Rubbishing warnings from other UN delegates that the data might be fakery, Powell’s solemn declaration was recorded into posterity: “My colleagues, every statement I make today is backed up by sources, solid sources. These are not assertions. What we’re giving you are facts and conclusions based on solid intelligence.”
Powell’s pack of lies ushered in one of the most dreadful periods of recent world history. Evening after evening, an obscene display of military power — Operation Shock and Awe — titillated American TV audiences. Iraqi defenders were routed soon after hundreds of missiles crashed into Baghdad. Half a million Iraqis were killed, Shia-Sunni fratricide continued for years, the militant Islamic State group was born, and Iraq’s centuries old architectural heritage was looted.
As for the alleged WMDs, who doesn’t know that story? Victorious American soldiers scoured Iraq from end to end searching for them. None were found because none had existed. Nevertheless, the lies delivered solemnly by Powell paved the way for invasion. How can his not be a war crime?

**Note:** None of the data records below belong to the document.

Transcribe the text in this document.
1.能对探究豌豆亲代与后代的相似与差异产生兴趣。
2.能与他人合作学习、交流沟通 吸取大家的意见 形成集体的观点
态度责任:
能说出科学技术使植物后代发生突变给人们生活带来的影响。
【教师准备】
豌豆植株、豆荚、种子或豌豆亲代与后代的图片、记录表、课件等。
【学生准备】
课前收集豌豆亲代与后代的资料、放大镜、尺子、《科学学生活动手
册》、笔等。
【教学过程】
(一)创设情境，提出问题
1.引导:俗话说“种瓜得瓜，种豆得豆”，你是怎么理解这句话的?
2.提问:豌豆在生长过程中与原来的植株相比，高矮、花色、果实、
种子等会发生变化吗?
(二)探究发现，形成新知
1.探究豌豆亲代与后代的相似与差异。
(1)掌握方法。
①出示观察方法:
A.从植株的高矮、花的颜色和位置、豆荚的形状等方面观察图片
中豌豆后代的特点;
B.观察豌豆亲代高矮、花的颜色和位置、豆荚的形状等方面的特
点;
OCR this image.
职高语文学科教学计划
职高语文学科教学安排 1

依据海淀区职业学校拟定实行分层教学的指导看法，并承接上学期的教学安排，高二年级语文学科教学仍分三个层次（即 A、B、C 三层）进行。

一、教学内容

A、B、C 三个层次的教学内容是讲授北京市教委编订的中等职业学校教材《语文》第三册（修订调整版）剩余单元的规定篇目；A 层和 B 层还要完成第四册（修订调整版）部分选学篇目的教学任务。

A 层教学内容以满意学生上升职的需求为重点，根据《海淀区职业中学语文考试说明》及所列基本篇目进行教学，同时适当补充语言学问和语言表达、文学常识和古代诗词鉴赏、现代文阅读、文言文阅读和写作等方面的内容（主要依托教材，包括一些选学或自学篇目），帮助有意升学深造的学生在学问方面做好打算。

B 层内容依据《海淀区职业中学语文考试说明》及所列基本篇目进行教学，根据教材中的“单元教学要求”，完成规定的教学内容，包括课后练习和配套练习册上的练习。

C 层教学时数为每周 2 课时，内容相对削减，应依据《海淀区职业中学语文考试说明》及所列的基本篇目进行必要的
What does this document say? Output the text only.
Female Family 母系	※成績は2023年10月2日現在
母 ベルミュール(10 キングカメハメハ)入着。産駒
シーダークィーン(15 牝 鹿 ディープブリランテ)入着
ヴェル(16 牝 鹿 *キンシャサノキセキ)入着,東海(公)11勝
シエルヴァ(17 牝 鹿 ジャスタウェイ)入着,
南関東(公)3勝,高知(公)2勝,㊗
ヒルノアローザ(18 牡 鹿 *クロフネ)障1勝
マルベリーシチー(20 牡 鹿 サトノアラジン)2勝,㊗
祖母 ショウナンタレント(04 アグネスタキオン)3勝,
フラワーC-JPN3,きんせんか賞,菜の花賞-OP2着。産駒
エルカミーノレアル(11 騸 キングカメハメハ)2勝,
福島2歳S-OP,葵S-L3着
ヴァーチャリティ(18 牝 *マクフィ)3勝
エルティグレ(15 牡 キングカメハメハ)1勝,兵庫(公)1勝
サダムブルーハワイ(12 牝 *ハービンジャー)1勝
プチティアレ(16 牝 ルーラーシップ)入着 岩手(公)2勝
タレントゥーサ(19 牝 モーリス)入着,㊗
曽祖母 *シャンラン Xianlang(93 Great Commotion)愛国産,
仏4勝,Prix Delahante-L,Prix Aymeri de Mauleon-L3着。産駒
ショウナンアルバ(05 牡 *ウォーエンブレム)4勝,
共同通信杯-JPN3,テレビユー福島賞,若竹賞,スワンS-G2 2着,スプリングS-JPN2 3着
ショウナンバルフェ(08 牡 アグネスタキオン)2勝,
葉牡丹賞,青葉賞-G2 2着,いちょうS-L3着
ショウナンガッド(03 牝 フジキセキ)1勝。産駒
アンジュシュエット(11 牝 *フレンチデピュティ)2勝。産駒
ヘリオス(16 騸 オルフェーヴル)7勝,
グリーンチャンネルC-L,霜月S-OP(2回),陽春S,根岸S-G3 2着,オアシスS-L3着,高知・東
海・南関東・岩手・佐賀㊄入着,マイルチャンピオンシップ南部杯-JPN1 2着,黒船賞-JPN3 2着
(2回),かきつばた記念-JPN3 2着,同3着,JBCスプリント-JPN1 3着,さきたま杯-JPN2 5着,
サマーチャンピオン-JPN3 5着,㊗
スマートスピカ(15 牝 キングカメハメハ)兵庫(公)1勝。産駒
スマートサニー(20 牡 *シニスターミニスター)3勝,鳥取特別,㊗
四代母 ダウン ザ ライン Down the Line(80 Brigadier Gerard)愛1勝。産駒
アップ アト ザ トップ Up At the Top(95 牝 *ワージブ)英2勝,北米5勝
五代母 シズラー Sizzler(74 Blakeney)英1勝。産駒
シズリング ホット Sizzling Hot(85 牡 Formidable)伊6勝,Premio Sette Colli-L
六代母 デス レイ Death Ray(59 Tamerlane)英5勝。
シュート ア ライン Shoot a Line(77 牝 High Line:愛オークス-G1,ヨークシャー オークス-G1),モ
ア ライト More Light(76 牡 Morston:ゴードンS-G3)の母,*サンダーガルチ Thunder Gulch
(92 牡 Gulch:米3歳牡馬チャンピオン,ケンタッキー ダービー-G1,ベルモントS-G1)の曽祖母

But the side with more guns and bombs protects its own, even the guilty ones. Gen Soleimani lies dead while Gen Powell is said to be playing golf, writing his memoirs, and leading a quiet life of retirement. When asked about his infamous speech, Powell called it “painful” and something that “will always be a part of my records”. For a mega crime that led to a country’s devastation, that’s not even a token apology.
So, does Powell deserve assassination? Should the Statue of Liberty and Washington Monument be put upon somebody’s list of targets? I certainly hope not. These would be serious crimes. Fortunately, no such thing is likely to happen.
That Trump is desperately seeking to distract from ongoing impeachment proceedings cannot be denied. But the purpose of assassinating Iran’s national hero was possibly to elicit a suicidal response. American airpower can quickly level Iran’s critical infrastructure and bomb the country to its knees. Israel, Saudi Arabia and UAE would be thrilled if that happens. Iran would then join the list of the neighbourhood’s neutered or destroyed countries — Iraq, Syria and Libya.
At least for now, the Iranian leadership has been smart enough to avoid this trap. Earlier, by negotiating the JCPOA nuclear agreement, they showed pragmatism. When the US decided to tear it up, their response was measured. What lies ahead cannot be foretold.
The world has inched closer towards a Hobbesian dystopia where the might-is-right ‘principle’ holds increasing sway. Trump’s America no longer feels itself bound to international treaties, agreements, laws and statutes. In a world governed by thugs and bullies, there will be endless cycles of violence, retribution, and ugliness. So far, it is mostly proxies that have battled each other in the shadows. They have largely abided by an unwritten rule not to kill the other side’s functionaries, diplomats, ambassadors and public figures. With Soleimani’s assassination this could now change, because Iran knows well how to play that game. Suddenly, the world is a more dangerous place.
The writer teaches physics in Lahore and Islamabad.